Au centre, la figure majeure de Philip Glass, 88 ans, qu’il compte questionner sur trois albums, dont deux déjà sortis en 2024, mettant côte à côte ses morceaux et ceux du célèbre compositeur.
Sur le premier, il affiche son penchant de plus en plus prononcé pour l’électronique. Sur le second, celui primé, il s’acoquine avec les codes du classique grâce à sa rencontre avec la pianiste germano-grecque Danae Dörken. Au bout, un disque élégant et hypnotique, une amitié musicale et de nouvelles idées qui confirment sa position : celle d’éviter les catégorisations faciles. Rencontre.
Que représente Philip Glass pour vous ?
Pascal Schumacher : C’est une idole, un exemple. Je me reconnais dans son travail et dans cette liberté d’être sur différents fronts. C’est d’ailleurs une chose qu’on me reproche. On me dit souvent : « concentre-toi plus sur ça ou ça ». C’est vrai que ma musique serait plus facile à vendre, mais je serais malheureux. Lui a toujours eu plein d’étiquettes et ça me rassure quand quelqu’un l’assume et arrive à en tirer parti.
Est-ce ce côté touche-à-tout, à la fois populaire et savant, qui vous attire chez lui ?
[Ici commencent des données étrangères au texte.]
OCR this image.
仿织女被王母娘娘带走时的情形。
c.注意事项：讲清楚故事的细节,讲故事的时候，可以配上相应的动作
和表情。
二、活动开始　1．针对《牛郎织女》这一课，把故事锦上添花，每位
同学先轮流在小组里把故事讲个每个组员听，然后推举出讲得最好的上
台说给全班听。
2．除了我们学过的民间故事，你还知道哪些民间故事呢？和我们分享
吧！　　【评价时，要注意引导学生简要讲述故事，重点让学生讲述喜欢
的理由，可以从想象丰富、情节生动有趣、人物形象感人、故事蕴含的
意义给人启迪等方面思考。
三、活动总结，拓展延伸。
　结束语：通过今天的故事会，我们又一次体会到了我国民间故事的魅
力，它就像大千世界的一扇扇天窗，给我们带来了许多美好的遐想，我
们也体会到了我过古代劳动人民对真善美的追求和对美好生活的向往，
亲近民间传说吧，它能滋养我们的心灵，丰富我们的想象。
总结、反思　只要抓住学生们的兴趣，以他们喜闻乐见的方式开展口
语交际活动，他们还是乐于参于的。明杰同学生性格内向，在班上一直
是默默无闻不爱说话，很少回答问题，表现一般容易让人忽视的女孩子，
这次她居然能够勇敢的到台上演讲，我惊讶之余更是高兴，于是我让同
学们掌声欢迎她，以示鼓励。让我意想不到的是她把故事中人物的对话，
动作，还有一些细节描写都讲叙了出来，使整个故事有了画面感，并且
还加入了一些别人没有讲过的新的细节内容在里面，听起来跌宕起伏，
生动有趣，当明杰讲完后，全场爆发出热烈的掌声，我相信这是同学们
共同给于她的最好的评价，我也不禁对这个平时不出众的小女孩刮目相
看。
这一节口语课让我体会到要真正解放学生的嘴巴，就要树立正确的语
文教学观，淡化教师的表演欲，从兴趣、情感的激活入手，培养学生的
Oui, choisir de ne pas choisir. Sa carrière en atteste : il a composé des opéras, de la musique de film, de chambre, des symphonies… Il a collaboré avec Ravi Shankar et David Bowie. Bref, il est insaisissable alors que, régulièrement, on retrouve chez lui ces petits détails, subtils, qui font son ADN : les enchaînements d’harmonies, un accord mineur qui devient majeur… Ce sont des choses simples, mais inhabituelles. Elles ne heurtent pas l’oreille, mais la chatouillent et questionnent. Mon seul étonnement, c’est qu’il n’ait jamais touché au jazz.
Pourquoi, selon vous ?
Ça, je ne sais pas. Si je le rencontre un jour, c’est la première question que je lui poserai (il rit). C’est surprenant, car c’est quelqu’un d’ouvert d’esprit qui a vécu les meilleures années du jazz aux États-Unis. Je ne pense pas qu’il ait un souci avec ça, et je ne connais pas non plus toute son œuvre. Je vais continuer à fouiller : peut-être que j’aurai une surprise!
Pourquoi cet hommage en trois disques ?
J’avais envie de passer un long moment en sa compagnie. Déjà, il y avait cette œuvre immense, et y mettre juste le bout de son nez dedans me paraissait peu judicieux. Ensuite, il y a cette forme musicale, répétitive. En s’y penchant, on remarque que le chiffre 3 revient : une partie est reprise trois fois, il y a trois grands mouvements… Habituellement, un musicien va le faire deux, quatre ou huit fois, pas trois! C’est un joli chiffre, mais ce n’est pas commun.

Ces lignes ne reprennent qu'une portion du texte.